But when I actually sat down (well, stood up - chairs are a luxury item at press events) to play it, I discovered it was the least cynical 'kids' game' I'd played since... well, since Pokémon.
Sky's the limit
What impressed me most about Skylanders is the developers' astuteness in identifying the demands of their young audience, and the way they've built their technology around meeting them.
There is none of the waffle or laborious tutorials that plague rival children's games such as, say, Kinectimals - the developers recognise that children's attention spans are measurable in seconds and that immediacy is integral to their game's success.
Thus the game's interface is instaneous, intutitive and free of barriers, intrusions and frustrations.
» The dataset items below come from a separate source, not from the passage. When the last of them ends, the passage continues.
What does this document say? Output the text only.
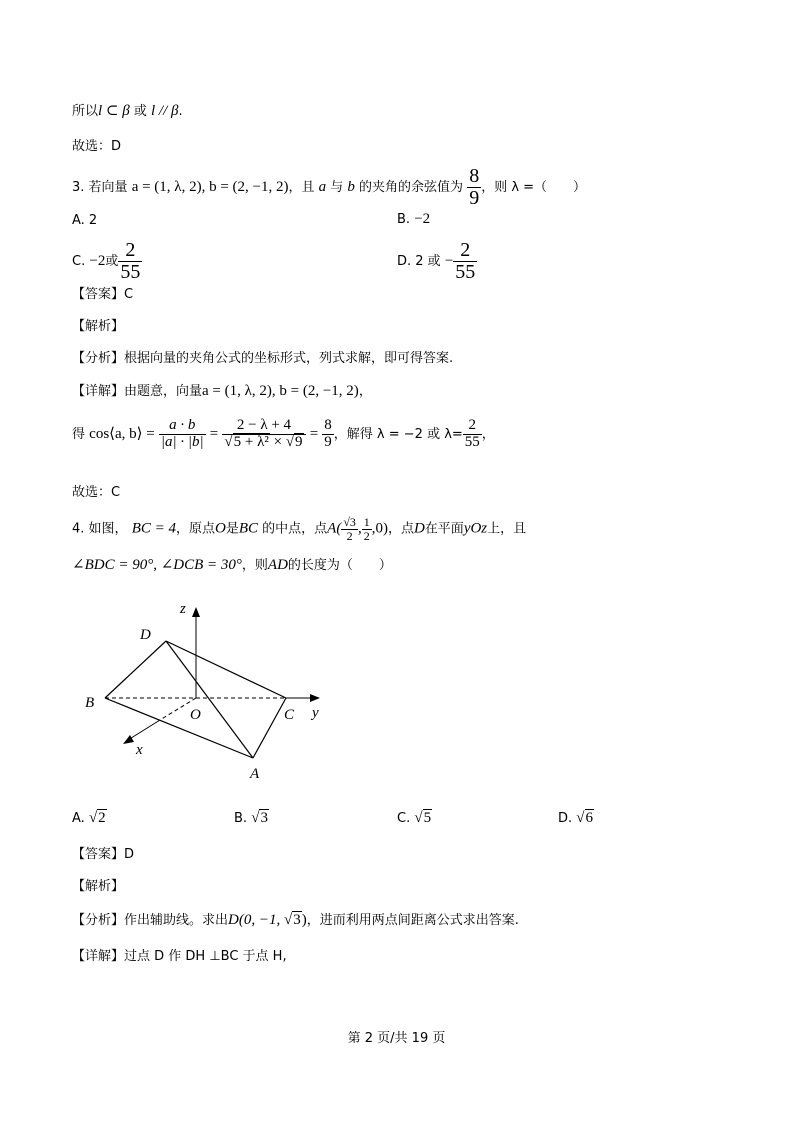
所以l ⊂ β 或 l // β.
故选：D
3. 若向量 a = (1, λ, 2), b = (2, −1, 2)，且 a 与 b 的夹角的余弦值为 $\frac{8}{9}$ ，则 λ =（　　）
A. 2	B. −2
C. −2或 $\frac{2}{55}$	D. 2 或 − $\frac{2}{55}$
【答案】C
【解析】
【分析】根据向量的夹角公式的坐标形式，列式求解，即可得答案.
【详解】由题意，向量a = (1, λ, 2), b = (2, −1, 2)，
得 cos⟨a, b⟩ = $\frac{a \cdot b}{|a| \cdot |b|} = \frac{2 - \lambda + 4}{\text{√5 + λ² × √9}} = \frac{8}{9}$ ，解得 λ = −2 或 $\lambda= \frac{2}{55}$ ，
故选：C
4. 如图， BC = 4，原点O是BC 的中点，点$A( \frac{√3}{2}$ , $\frac{1}{2} ,0$)，点D在平面yOz上，且
∠BDC = 90°, ∠DCB = 30°，则AD的长度为（　　）
z
D
B
O	C y
x
A
A. √2	B. √3	C. √5	D. √6
【答案】D
【解析】
【分析】作出辅助线。求出D(0, −1, √3)，进而利用两点间距离公式求出答案.
【详解】过点 D 作 DH ⊥BC 于点 H,
第 2 页/共 19 页
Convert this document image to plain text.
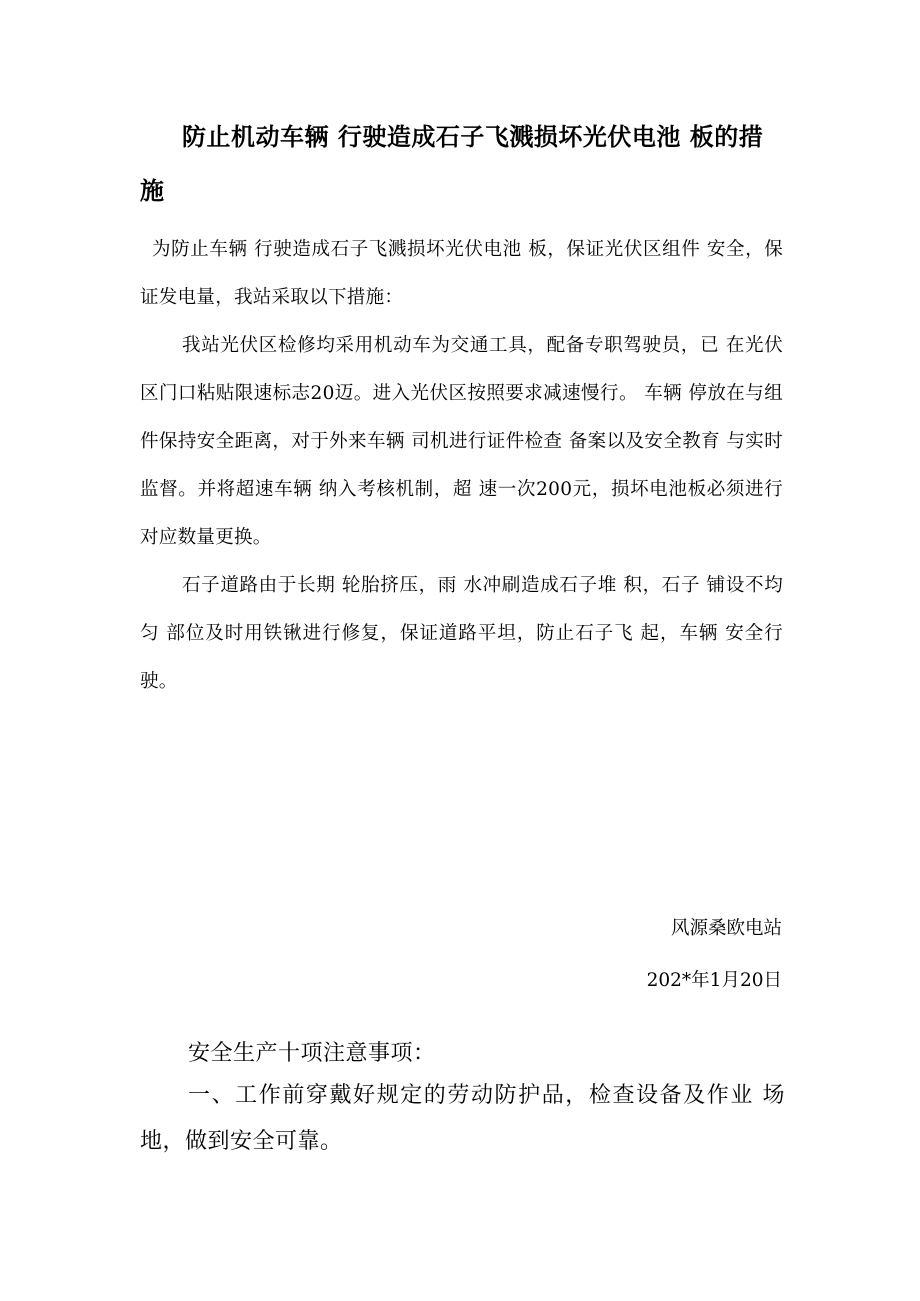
防止机动车辆 行驶造成石子飞溅损坏光伏电池 板的措施

为防止车辆 行驶造成石子飞溅损坏光伏电池 板，保证光伏区组件 安全，保证发电量，我站采取以下措施：

我站光伏区检修均采用机动车为交通工具，配备专职驾驶员，已 在光伏区门口粘贴限速标志20迈。进入光伏区按照要求减速慢行。 车辆 停放在与组件保持安全距离，对于外来车辆 司机进行证件检查 备案以及安全教育 与实时监督。并将超速车辆 纳入考核机制，超 速一次200元，损坏电池板必须进行对应数量更换。

石子道路由于长期 轮胎挤压，雨 水冲刷造成石子堆 积，石子 铺设不均匀 部位及时用铁锹进行修复，保证道路平坦，防止石子飞 起，车辆 安全行驶。

风源桑欧电站

202*年1月20日

安全生产十项注意事项：

一、工作前穿戴好规定的劳动防护品，检查设备及作业 场地，做到安全可靠。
Remove a character from the Portal and the game cuts straight to the selection screen. Place another one on it and, a short animation later, you're back in the action. It does all this without ever breaking character, creating a world which children can lose themselves in.
In doing so, Skylanders' RFID tech - which is similar to that seen on Wii U - breaks down the walls between physical and digital. Its potential is as borderless as a child's imagination. Entire toy collections can come to life before your child's very eyes. Accountants might rub their hands at the possibilities, but so should artists.
Skylanders is at the vanguard of something that could revolutionise and define entire generations of childhoods. That makes it one of the most important games of all time in my book. But no, by all means, step over it so you can see another bloody Spider-Man game.